Wednesday, August 13, 2008

A “Post-Racial” Society: Vision for the Christian Nation

I picked up this term listening to NPR. A quick google search produced a lot more results. It is the idea of living in a world where we are beyond racial differences. Most of the discussion seems to be whether we are entering that new place with the potential election of Senator Obama as President this fall.

So, here is an awkward conversation, a white pastor talking about race. I won’t be so naïve as to say that I am not racist. There is racism in my makeup, I haven’t met anybody who, with sufficient honest conversation, does not have this most blatant and particularly American sinfulness.

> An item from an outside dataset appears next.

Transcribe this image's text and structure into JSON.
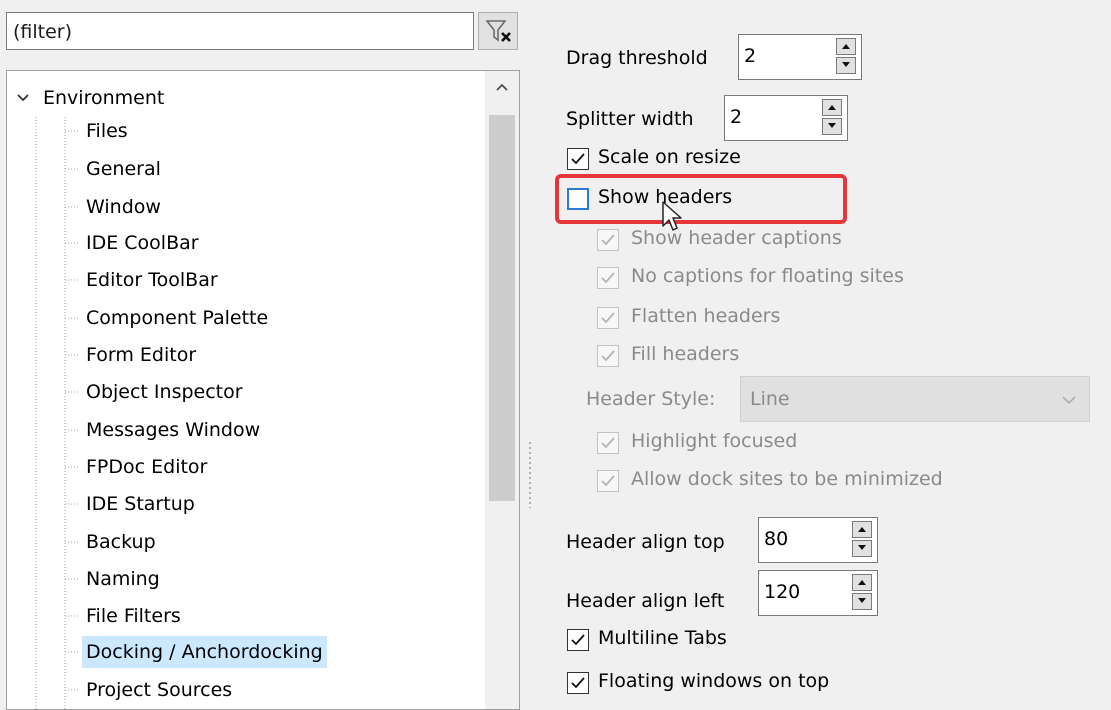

My personal work on racism is to confess it when it comes out of my mouth and be aware of it in the sin life that still tries to drag me down.

And as a person of the ‘white’ color, a “European-American”, I don’t think any meaningful discussion on race can begin without personal confession.

A post-racial society needs to be theologically considered under the idea of the “already-not yet” mystery of the Christian Nation when we consider it as a synonym for the Kingdom of God. We can already work at it, but it not yet finished, and will not be until sin itself is finished.

So if post-racial is, to use the political terms of the upcoming conventions, a plank in the platform of what it means to be a Christian Nation, the best measure for achieving it comes from Martin Luther King’s famous words that people “not be judged by the color of their skin but by the content of their character”.